Cinta Tanpa Nama
Ketika semua orang yang beranjak dewasa mungkin akan
mengalami yang namanya jatuh cinta. Seperti juga aku, N. Ini tentang kamu. Oh,
Tuhan. Aku bahkan tidak percaya aku bisa begitu menyukainya. Entah dari
segimana. Tapi, ah! Apalah gunanya aku mencari tau itu semua. Toh, untuk
mencintai Tuhanku saja aku bahkan tidak harus punya alasan yang logis, bukan?
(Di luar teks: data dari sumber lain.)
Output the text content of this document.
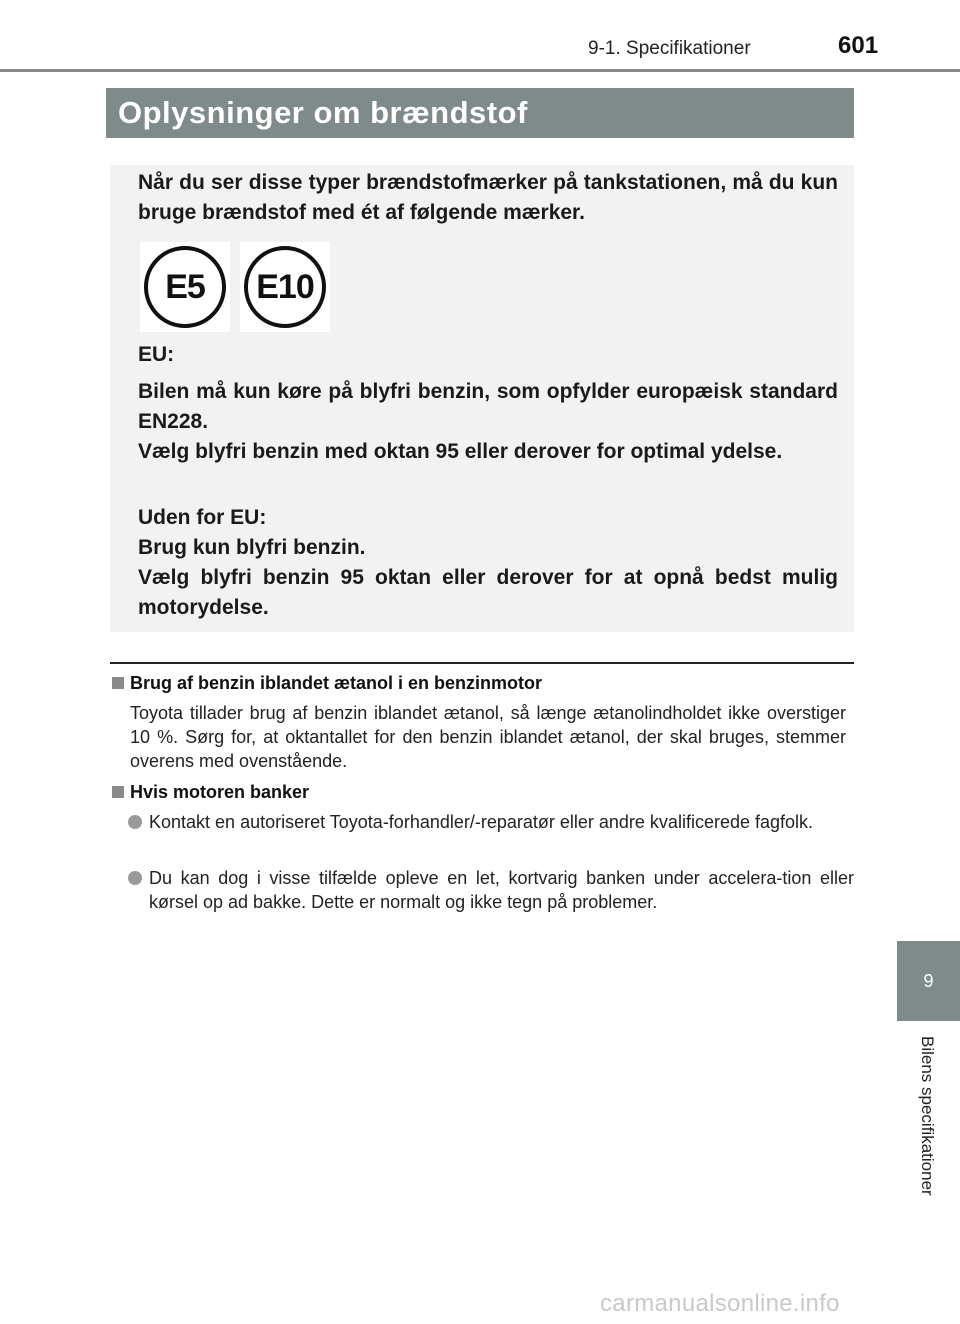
9-1. Specifikationer	601
Oplysninger om brændstof
Når du ser disse typer brændstofmærker på tankstationen, må du kun bruge brændstof med ét af følgende mærker.
E5	E10
EU:
Bilen må kun køre på blyfri benzin, som opfylder europæisk standard EN228.
Vælg blyfri benzin med oktan 95 eller derover for optimal ydelse.
Uden for EU:
Brug kun blyfri benzin.
Vælg blyfri benzin 95 oktan eller derover for at opnå bedst mulig motorydelse.
Brug af benzin iblandet ætanol i en benzinmotor
Toyota tillader brug af benzin iblandet ætanol, så længe ætanolindholdet ikke overstiger 10 %. Sørg for, at oktantallet for den benzin iblandet ætanol, der skal bruges, stemmer overens med ovenstående.
Hvis motoren banker
Kontakt en autoriseret Toyota-forhandler/-reparatør eller andre kvalificerede fagfolk.
Du kan dog i visse tilfælde opleve en let, kortvarig banken under accelera-tion eller kørsel op ad bakke. Dette er normalt og ikke tegn på problemer.
9
Bilens specifikationer
carmanualsonline.info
Oh, tapi tidak. Untuk yang satu ini berbeda. Bukan cinta pada keluarga. Bukan
cinta pada Tuhan. Bukan, bukan. Ini cinta, kepada sesama manusia. Entahlah,
darimana ini semua bermula. Apakah dari aku SMP? SMA? Ah, atau jangan-jangan
aku bahkan telah jatuh cinta padamu dari sejak aku lahir? Atau mungkin saja,
sebelum kita lahir, namaku dan namamu memang sudah dituliskan para malaikat mulia
itu di atas sana, dan Tuhan tengah berusaha merangkaikan cerita untuk kita
berdua di dunia nanti? Entahlah.. Kalau benar begitu, ku rasa Tuhan memang
menakdirkan kita bertemu hari ini, disini, dan yang jelas ini bukan kotaku,
kotamu, atau bahkan kota kita. Ini adalah ibu kota gemerlap orang-orang berdasi
dan berduit banyak. Apa kamu dan aku yang mahasiswa ini termasuk? Atau mungkin
suatu saat kita bisa menjadi seperti mereka? Sejajar mungkin? Atau bahkan
diatas tempat mereka yang sekarang? Entahlah, N..
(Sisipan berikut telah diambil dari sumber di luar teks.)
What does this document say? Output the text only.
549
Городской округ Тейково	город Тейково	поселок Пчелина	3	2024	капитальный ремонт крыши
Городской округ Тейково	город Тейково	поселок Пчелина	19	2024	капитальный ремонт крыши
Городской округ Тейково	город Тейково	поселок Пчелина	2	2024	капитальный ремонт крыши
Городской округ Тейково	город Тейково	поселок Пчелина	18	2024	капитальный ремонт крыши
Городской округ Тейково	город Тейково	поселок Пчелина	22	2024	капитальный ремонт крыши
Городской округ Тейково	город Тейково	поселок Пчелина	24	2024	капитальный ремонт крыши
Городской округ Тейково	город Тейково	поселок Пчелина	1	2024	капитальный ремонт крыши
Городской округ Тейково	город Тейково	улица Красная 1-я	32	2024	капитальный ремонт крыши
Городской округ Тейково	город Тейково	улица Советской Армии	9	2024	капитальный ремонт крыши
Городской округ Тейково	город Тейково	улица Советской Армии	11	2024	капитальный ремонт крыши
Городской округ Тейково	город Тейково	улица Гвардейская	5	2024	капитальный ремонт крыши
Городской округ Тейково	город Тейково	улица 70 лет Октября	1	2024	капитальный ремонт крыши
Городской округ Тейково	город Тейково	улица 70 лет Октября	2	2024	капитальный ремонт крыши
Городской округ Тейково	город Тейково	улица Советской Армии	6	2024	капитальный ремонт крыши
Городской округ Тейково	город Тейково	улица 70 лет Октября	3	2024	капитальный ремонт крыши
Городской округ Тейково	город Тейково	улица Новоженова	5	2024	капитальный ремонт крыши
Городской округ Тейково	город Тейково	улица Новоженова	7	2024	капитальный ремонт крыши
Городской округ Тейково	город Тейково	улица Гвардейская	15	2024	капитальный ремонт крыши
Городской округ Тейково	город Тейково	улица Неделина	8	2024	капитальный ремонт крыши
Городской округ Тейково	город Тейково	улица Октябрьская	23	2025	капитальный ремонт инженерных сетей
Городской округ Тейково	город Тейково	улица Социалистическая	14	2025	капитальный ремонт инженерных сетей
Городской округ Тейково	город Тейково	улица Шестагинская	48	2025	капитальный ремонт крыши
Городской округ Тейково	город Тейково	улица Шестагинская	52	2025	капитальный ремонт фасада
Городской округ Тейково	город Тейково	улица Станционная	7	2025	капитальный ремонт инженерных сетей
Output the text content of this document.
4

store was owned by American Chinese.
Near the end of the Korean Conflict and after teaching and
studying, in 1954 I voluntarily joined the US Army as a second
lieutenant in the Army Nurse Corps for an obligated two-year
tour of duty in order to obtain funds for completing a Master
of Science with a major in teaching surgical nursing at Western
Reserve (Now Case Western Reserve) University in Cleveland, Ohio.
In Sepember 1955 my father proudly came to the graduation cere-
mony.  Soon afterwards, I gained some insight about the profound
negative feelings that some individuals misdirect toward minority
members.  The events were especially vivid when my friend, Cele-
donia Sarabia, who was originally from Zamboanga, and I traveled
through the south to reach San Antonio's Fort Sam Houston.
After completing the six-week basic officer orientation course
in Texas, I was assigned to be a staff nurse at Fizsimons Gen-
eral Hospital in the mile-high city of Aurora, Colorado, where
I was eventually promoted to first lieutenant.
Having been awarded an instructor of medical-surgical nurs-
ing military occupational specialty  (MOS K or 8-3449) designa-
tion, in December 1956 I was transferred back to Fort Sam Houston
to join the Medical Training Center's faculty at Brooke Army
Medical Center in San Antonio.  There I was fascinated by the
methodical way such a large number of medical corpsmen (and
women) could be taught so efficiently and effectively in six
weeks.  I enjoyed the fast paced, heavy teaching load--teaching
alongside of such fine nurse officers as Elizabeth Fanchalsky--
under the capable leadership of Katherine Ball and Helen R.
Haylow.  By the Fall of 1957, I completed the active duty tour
Kita bertemu tepat saat aku beranjak SMA. Sekitar umur 16
tahun. Kita tidak sengaja bertemu. Baiklah, namaku NN. Sebut saja begitu.
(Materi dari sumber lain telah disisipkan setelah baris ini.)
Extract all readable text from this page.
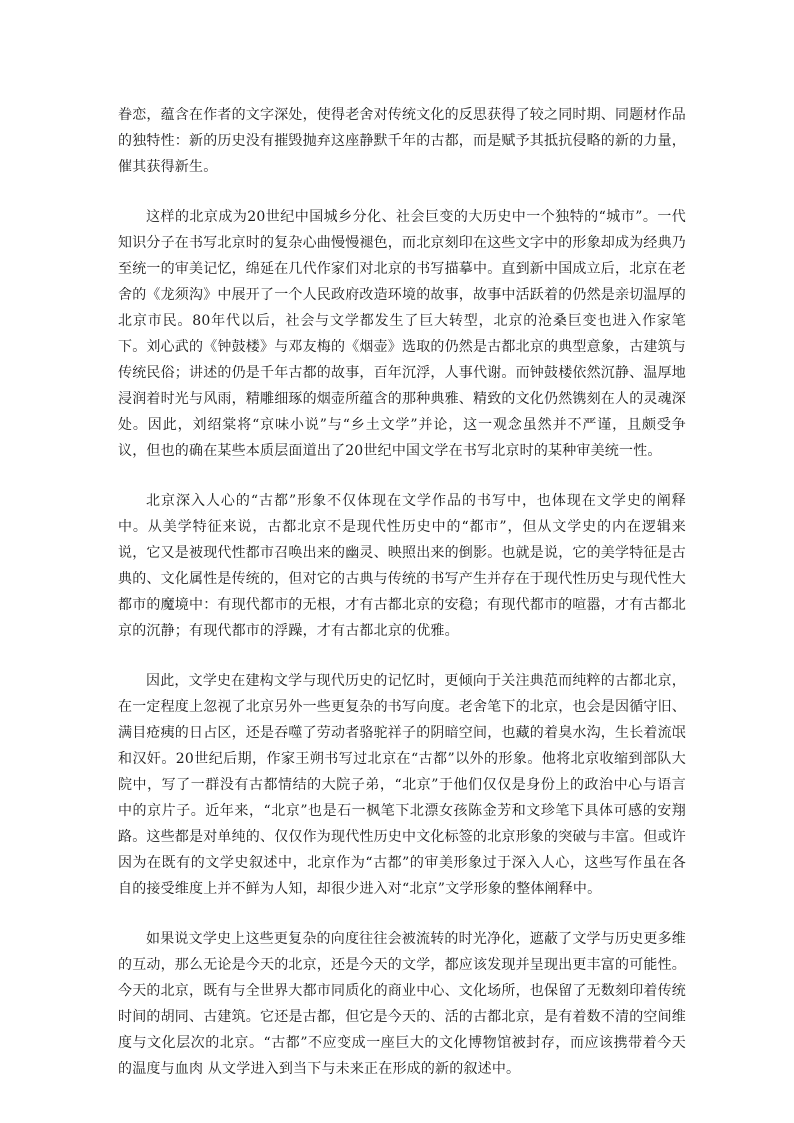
眷恋，蕴含在作者的文字深处，使得老舍对传统文化的反思获得了较之同时期、同题材作品的独特性：新的历史没有摧毁抛弃这座静默千年的古都，而是赋予其抵抗侵略的新的力量，催其获得新生。

这样的北京成为20世纪中国城乡分化、社会巨变的大历史中一个独特的“城市”。一代知识分子在书写北京时的复杂心曲慢慢褪色，而北京刻印在这些文字中的形象却成为经典乃至统一的审美记忆，绵延在几代作家们对北京的书写描摹中。直到新中国成立后，北京在老舍的《龙须沟》中展开了一个人民政府改造环境的故事，故事中活跃着的仍然是亲切温厚的北京市民。80年代以后，社会与文学都发生了巨大转型，北京的沧桑巨变也进入作家笔下。刘心武的《钟鼓楼》与邓友梅的《烟壶》选取的仍然是古都北京的典型意象，古建筑与传统民俗；讲述的仍是千年古都的故事，百年沉浮，人事代谢。而钟鼓楼依然沉静、温厚地浸润着时光与风雨，精雕细琢的烟壶所蕴含的那种典雅、精致的文化仍然镌刻在人的灵魂深处。因此，刘绍棠将“京味小说”与“乡土文学”并论，这一观念虽然并不严谨，且颇受争议，但也的确在某些本质层面道出了20世纪中国文学在书写北京时的某种审美统一性。

北京深入人心的“古都”形象不仅体现在文学作品的书写中，也体现在文学史的阐释中。从美学特征来说，古都北京不是现代性历史中的“都市”，但从文学史的内在逻辑来说，它又是被现代性都市召唤出来的幽灵、映照出来的倒影。也就是说，它的美学特征是古典的、文化属性是传统的，但对它的古典与传统的书写产生并存在于现代性历史与现代性大都市的魔境中：有现代都市的无根，才有古都北京的安稳；有现代都市的喧嚣，才有古都北京的沉静；有现代都市的浮躁，才有古都北京的优雅。

因此，文学史在建构文学与现代历史的记忆时，更倾向于关注典范而纯粹的古都北京，在一定程度上忽视了北京另外一些更复杂的书写向度。老舍笔下的北京，也会是因循守旧、满目疮痍的日占区，还是吞噬了劳动者骆驼祥子的阴暗空间，也藏的着臭水沟，生长着流氓和汉奸。20世纪后期，作家王朔书写过北京在“古都”以外的形象。他将北京收缩到部队大院中，写了一群没有古都情结的大院子弟，“北京”于他们仅仅是身份上的政治中心与语言中的京片子。近年来，“北京”也是石一枫笔下北漂女孩陈金芳和文珍笔下具体可感的安翔路。这些都是对单纯的、仅仅作为现代性历史中文化标签的北京形象的突破与丰富。但或许因为在既有的文学史叙述中，北京作为“古都”的审美形象过于深入人心，这些写作虽在各自的接受维度上并不鲜为人知，却很少进入对“北京”文学形象的整体阐释中。

如果说文学史上这些更复杂的向度往往会被流转的时光净化，遮蔽了文学与历史更多维的互动，那么无论是今天的北京，还是今天的文学，都应该发现并呈现出更丰富的可能性。今天的北京，既有与全世界大都市同质化的商业中心、文化场所，也保留了无数刻印着传统时间的胡同、古建筑。它还是古都，但它是今天的、活的古都北京，是有着数不清的空间维度与文化层次的北京。“古都”不应变成一座巨大的文化博物馆被封存，而应该携带着今天的温度与血肉 从文学进入到当下与未来正在形成的新的叙述中。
Kalian harus tau, sampai akhir dari cerita ini aku bahkan tidak akan
menyebutkan siapa NN dan siapa N itu. Kembali lagi, kepadamu hai gadis manis
yang selalu menang memenangkan hatiku. Kau tau, aku bahkan tidak pernah segila
ini pada siapapun. Siapapun, termasuk mantan kekasihku yang paling indah
sebelumnya. Bagiku, kau memang sudah diciptakan Tuhan untuk menjadi lawanku di
SMA. Kau selalu keras membantah semua yang ku ucapkan saat ada diskusi
kelompok, lalu kau jugalah orang yang paling vokal menolak keras apa yang ku
katakan saat diskusi penentuan Perpisahan Sekolah. Aku tidak mengerti, apa yang
kau pikirkan saat itu. Waktu itu pula aku sangat dongkol dan sering menghujatmu
dalam hati. Kau tau, aku bahkan ingin sekali membenamkan wajahmu bersama
matahari pada saat jam 5 sore. Aku membencimu dengan semua kata-kataku yang
tidak pernah bisa kau terima. Entah apa yang ada di hati dan benakmu saat itu.
Apa kau membenciku atau memang kita selalu bersilang pendapat saat ada sesuatu
yang diperdebatkan. Oh, Tuhan. MakhlukMu yang satu ini benar-benar keras
kepala. Kepalanya mungkin terbuat dari berlapis-lapis ton baja, yang jarang
mendapat asupan oksigen, sehingga dia tidak pernah bisa mencerna atau mungkin
menerima pendapatku dan membenarkannya. Tidak pernah, sekalipun!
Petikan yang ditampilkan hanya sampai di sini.